You can set a target for each of these:

  • Gross margin (%) — revenue left after the direct cost of the work.
  • Net margin (%) — what is left after everything, including overhead.
  • Labor cost (% of revenue) — crew and payroll as a share of revenue.
  • Overhead (% of revenue) — operating expense as a share of revenue.

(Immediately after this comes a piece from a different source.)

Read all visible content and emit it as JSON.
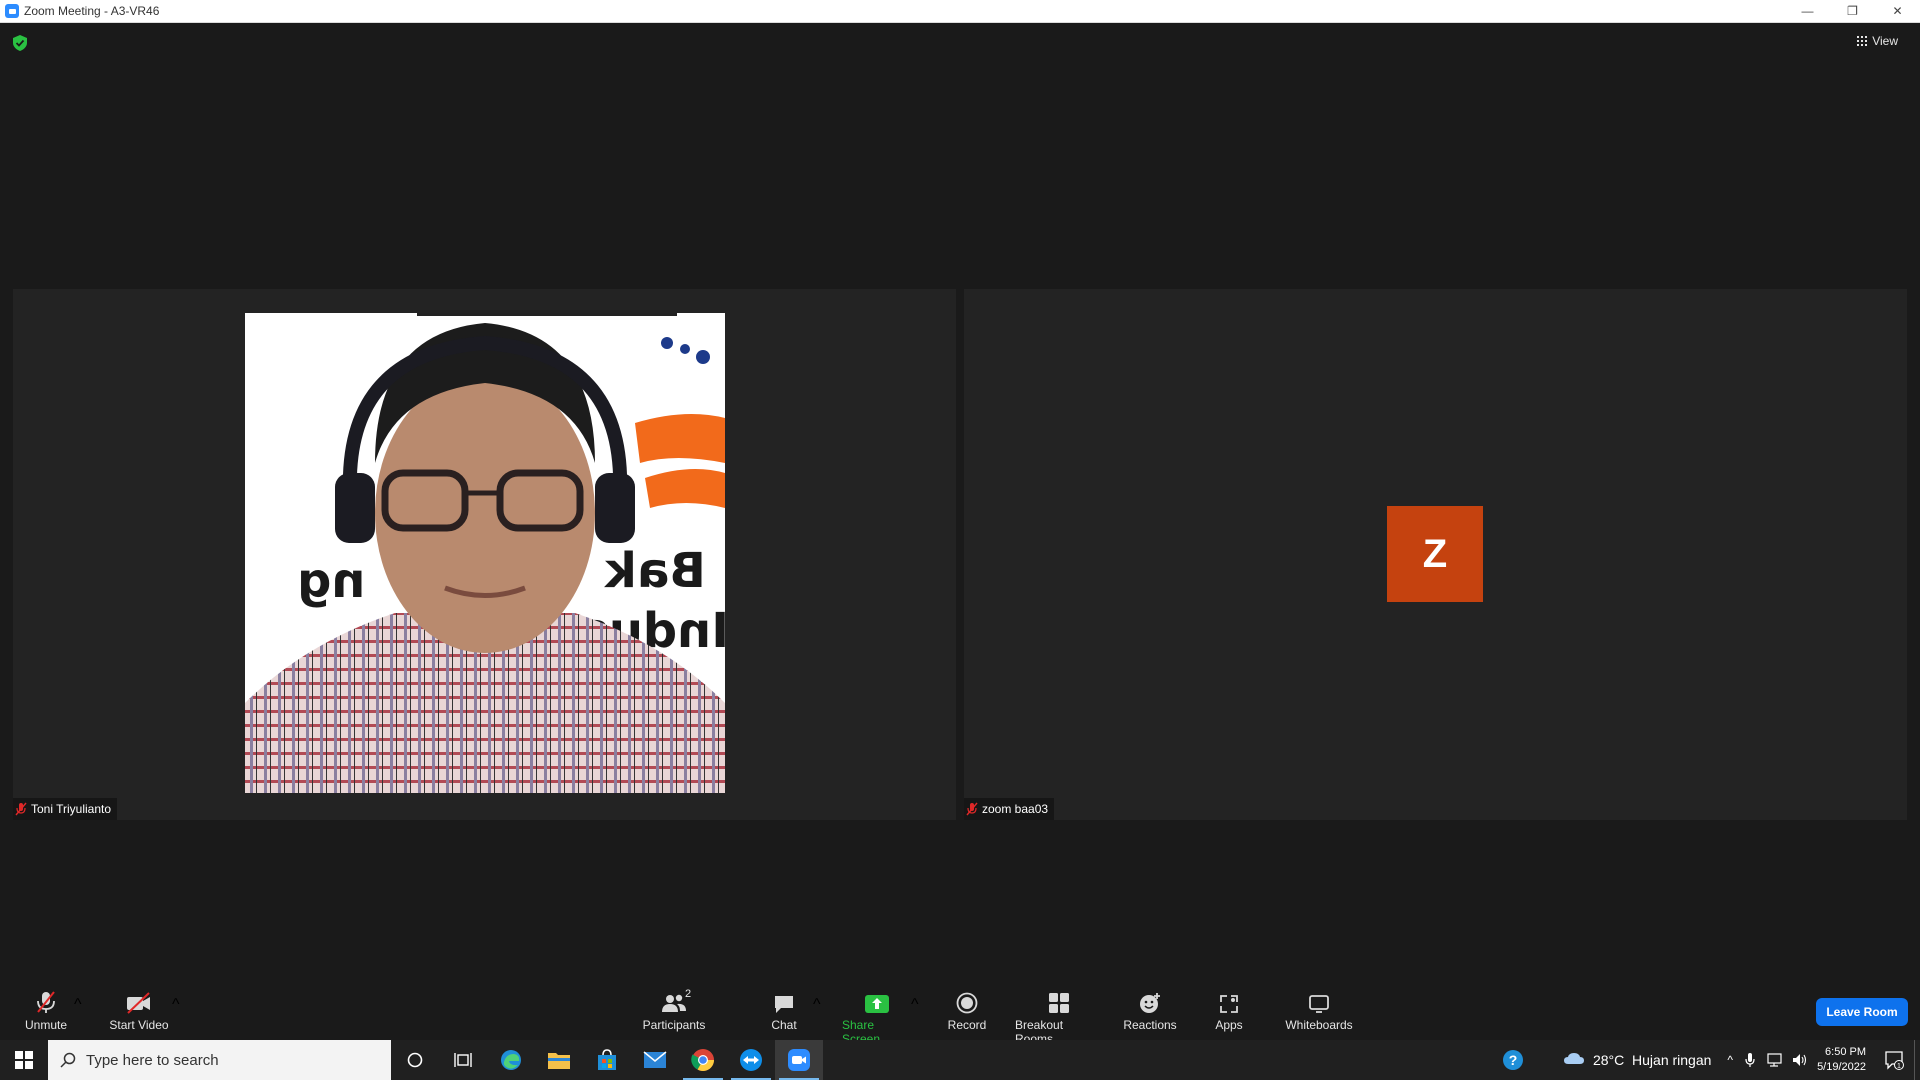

Each row shows "You're at X · Peer median Y", so you can set a target that is ambitious but grounded in what peers actually achieve.

How to set your targets

  1. 1Open Cost Targets from the Take Action row on the Margin page.
  2. 2For each metric, type your target into the field on the right. The unit (% or % of revenue) is shown beside it.
  3. 3Click Save my targets.

If you have not set any targets yet, the panel shows an example scorecard first (a gross-margin target of 48% against "You're at 45%" and a "Peer median 44%") so you can see how the comparison will read once yours are in.

Tip

Set targets from the peer median, not from thin air. If peers run a 44% gross margin and you are at 45%, a 48% target is a stretch worth chasing; a 70% target just becomes noise you will ignore.

Best-practice example

If your net margin trails peers, set a net-margin target a point or two above where you are now, then use the Margin page's Cost Structure and Leakage views to find the specific costs to cut. Revisit weekly: the target keeps the goal in front of you instead of getting lost.

Data sources

Data sources

  1. 1.Your saved targets. Your business.
  2. 2.Your latest P&L actuals. Your business.
  3. 3.Anonymized peer medians. Verinode network.